NO MORE PROCRASTINATING
Don’t let 2010 run by without taking care of these infrequent but important tasks. Mark dates – the sooner, the better.
• Review your truck insurance with your agent. Aging equipment could be due for a premium decrease. Changes in lanes or freight could warrant higher or lower premiums.
• Federal law allows you to get a free copy of your credit report once a year from each of the three major rating agencies. You can check it online or request a mailed report. Look it over for errors. You don’t want any last-minute surprises when you apply for your next truck loan. Call (877) 322-8228 or visit www.annualcreditreport.com.
• Replace batteries in your cab, shop and home in smoke detectors, carbon monoxide detectors, alarm systems and emergency flashlights.
• Check the pressure and expiration date of onboard fire extinguisher. Make sure flares are on hand, too.
• Not registered to vote? Check with your local courthouse and take care of it.
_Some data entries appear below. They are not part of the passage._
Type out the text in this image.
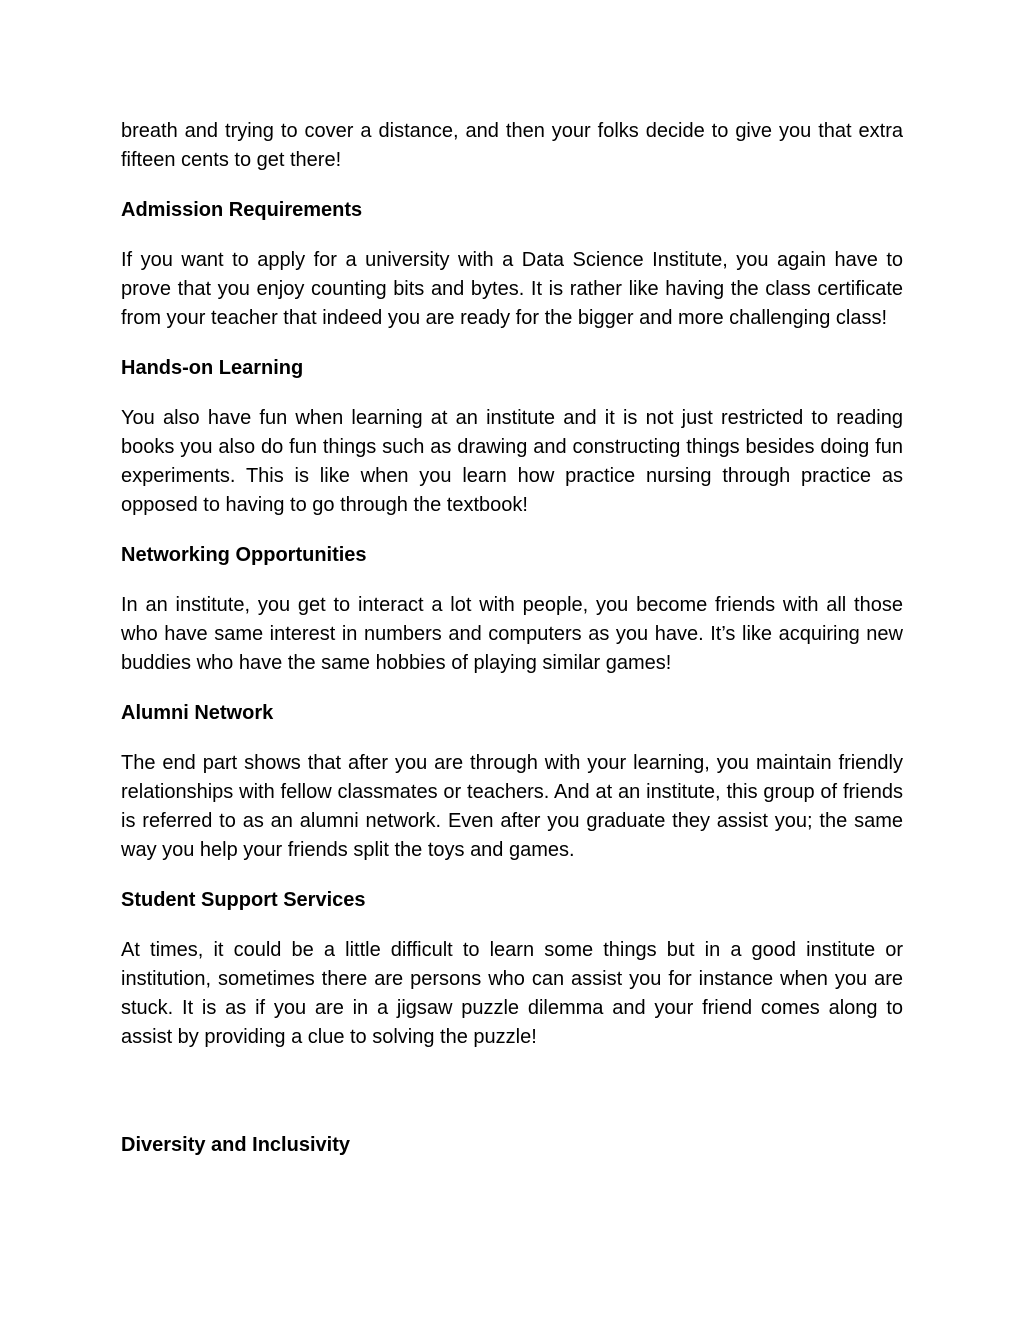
breath and trying to cover a distance, and then your folks decide to give you that extra fifteen cents to get there!

Admission Requirements

If you want to apply for a university with a Data Science Institute, you again have to prove that you enjoy counting bits and bytes. It is rather like having the class certificate from your teacher that indeed you are ready for the bigger and more challenging class!

Hands-on Learning

You also have fun when learning at an institute and it is not just restricted to reading books you also do fun things such as drawing and constructing things besides doing fun experiments. This is like when you learn how practice nursing through practice as opposed to having to go through the textbook!

Networking Opportunities

In an institute, you get to interact a lot with people, you become friends with all those who have same interest in numbers and computers as you have. It’s like acquiring new buddies who have the same hobbies of playing similar games!

Alumni Network

The end part shows that after you are through with your learning, you maintain friendly relationships with fellow classmates or teachers. And at an institute, this group of friends is referred to as an alumni network. Even after you graduate they assist you; the same way you help your friends split the toys and games.

Student Support Services

At times, it could be a little difficult to learn some things but in a good institute or institution, sometimes there are persons who can assist you for instance when you are stuck. It is as if you are in a jigsaw puzzle dilemma and your friend comes along to assist by providing a clue to solving the puzzle!

Diversity and Inclusivity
If you’re likely to be on the road for Election Day, Nov. 2, register for an absentee ballot.
You can get a digital camera for less than $100. Keep one in your cab to record accident scene details – or to capture a beautiful sunrise or interesting landmark.
• Check fuel prices on your routes and plan where you’ll stop to fill up. Avoid partial fill-ups.
• Back up your computer’s hard drive on a CD, flash drive or zip disk.
• Calculate miles per gallon and fuel cost per mile – at least weekly, if not at every fill-up. An ongoing drop in mpg may signal the need for maintenance.
• Set aside money for maintenance. Allocate a few cents per mile for a new truck and an increasing amount based on the age of your rig.
• Aim to get a good weekend load on Friday and try to deliver on Monday.